Begin by letting go of everything you were ever taught in business or supposedly ever learned in finance and understand that after the gold standard and easy access to cheap credit, all business nowadays is the swapping of debts between people; the vast majority of people don't have real wealth and even those who do still have to trust that it really is worth the little pieces of paper we call money - a greater act of faith than believing in the Christian mystery.

The second step to grasping our economy is that while you and your gang of cabineteers are right about Canadian controlled private corporations - that they are indeed a way of hiding money and finding write offs, perhaps more so than even making true profit - you have come to the right conclusions but for the wrong reasons.

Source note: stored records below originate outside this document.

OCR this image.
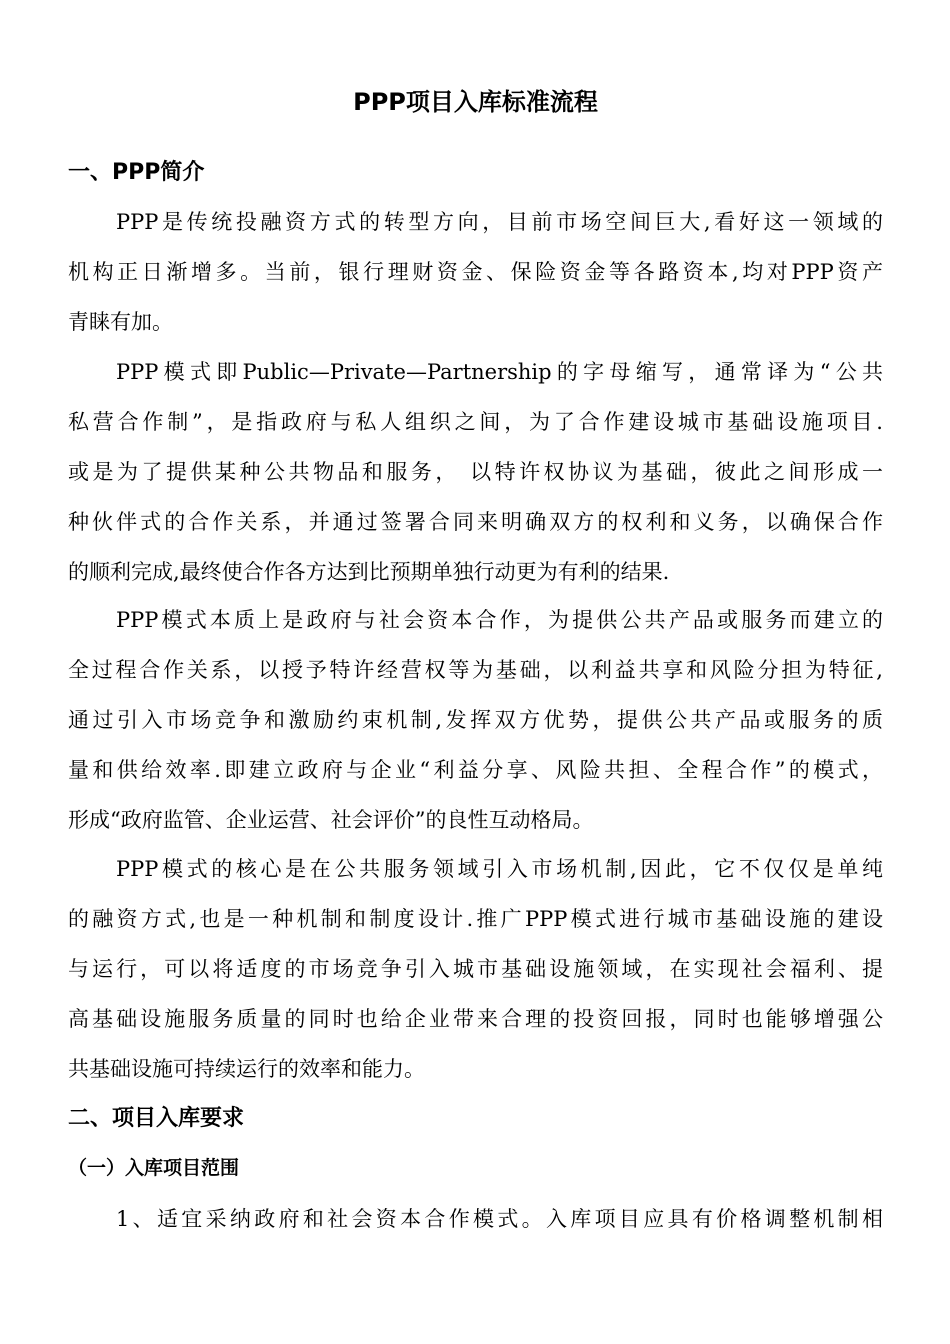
PPP项目入库标准流程
一、PPP简介
PPP是传统投融资方式的转型方向，目前市场空间巨大,看好这一领域的
机构正日渐增多。当前，银行理财资金、保险资金等各路资本,均对PPP资产
青睐有加。
PPP模式即Public—Private—Partnership的字母缩写，通常译为“公共
私营合作制”，是指政府与私人组织之间，为了合作建设城市基础设施项目.
或是为了提供某种公共物品和服务， 以特许权协议为基础，彼此之间形成一
种伙伴式的合作关系，并通过签署合同来明确双方的权利和义务，以确保合作
的顺利完成,最终使合作各方达到比预期单独行动更为有利的结果.
PPP模式本质上是政府与社会资本合作，为提供公共产品或服务而建立的
全过程合作关系，以授予特许经营权等为基础，以利益共享和风险分担为特征,
通过引入市场竞争和激励约束机制,发挥双方优势，提供公共产品或服务的质
量和供给效率.即建立政府与企业“利益分享、风险共担、全程合作”的模式，
形成“政府监管、企业运营、社会评价”的良性互动格局。
PPP模式的核心是在公共服务领域引入市场机制,因此，它不仅仅是单纯
的融资方式,也是一种机制和制度设计.推广PPP模式进行城市基础设施的建设
与运行，可以将适度的市场竞争引入城市基础设施领域，在实现社会福利、提
高基础设施服务质量的同时也给企业带来合理的投资回报，同时也能够增强公
共基础设施可持续运行的效率和能力。
二、项目入库要求
（一）入库项目范围
1、适宜采纳政府和社会资本合作模式。入库项目应具有价格调整机制相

You think you've found where the fat cats are hiding the fancy feast but what you've actually found is how money goes back into the economy.

Individuals that are actually successful in this country are subjected to an egregious amount of taxes - more than half of their income in the majority of provinces.

One of the ways to pay a lower rate of taxes is to effectively say "fine, I will share my wealth," by incorporating, which will result in a business being founded, recycling the money.

A truck is bought, a logo is designed, a bookkeeper is employed, a kid gets his first job, and thus the economy continues.

I'm going to reiterate this point because this is crucial: you people in government, in Ottawa and elsewhere, have made the burden of taxation so heavy that going into business is actually the only way to save on it; that is to say, the real reason there are so many of these numbered companies, many of which make no substantial profit, is that you have made wealth such a curse, it is better to share it through the lower bracket and write offs.

In the spirit of Canadian taxation, I will now share my vitriol for you with the pathetic people, especially those my age, who have no problem with this idiotic "business as usual." We ought to be ashamed of such an asinine way of running an economy, a world where people often talk about going into business with some great idea or product, but in reality are secretly coveting the writeoffs of getting Inc. or Ltd. behind whatever unoriginal name they've brainstormed.

There really is no other way of saying it, so I'll say it again: this is shameful. Trade and commerce, while it has always been a messy business, is still ostensibly based on the idea that goods or services of a fair quality are exchanged by people who have done real work for the medium they are using for exchange.

In short, business is supposed to be the exact opposite of a shell game, precisely because it is made up of material, rational rules of engagement.

Ultimately, the fault most greatly lies with you, Minister, and your long line of successors behind, going back a century to when income tax was first created to pay off the Great War.

If you truly care about fair taxation, you must start with the real problem: government chicanery is the reason there are private corporations and target tax credits; rationalize taxation, and the entire raison d'etre for incorporating will change from miserish coveting to bold market competition.

Despite your own childish leader, despite the policy wonks, despite your own bourgeois socialist misgivings, it is actually within your power to put this country back on the right track, with rules that give us an economy worth having.

Your party has branded itself as progressive, forward looking Grits; why modernize our tax code?

Because it's 2017 and time to grow up.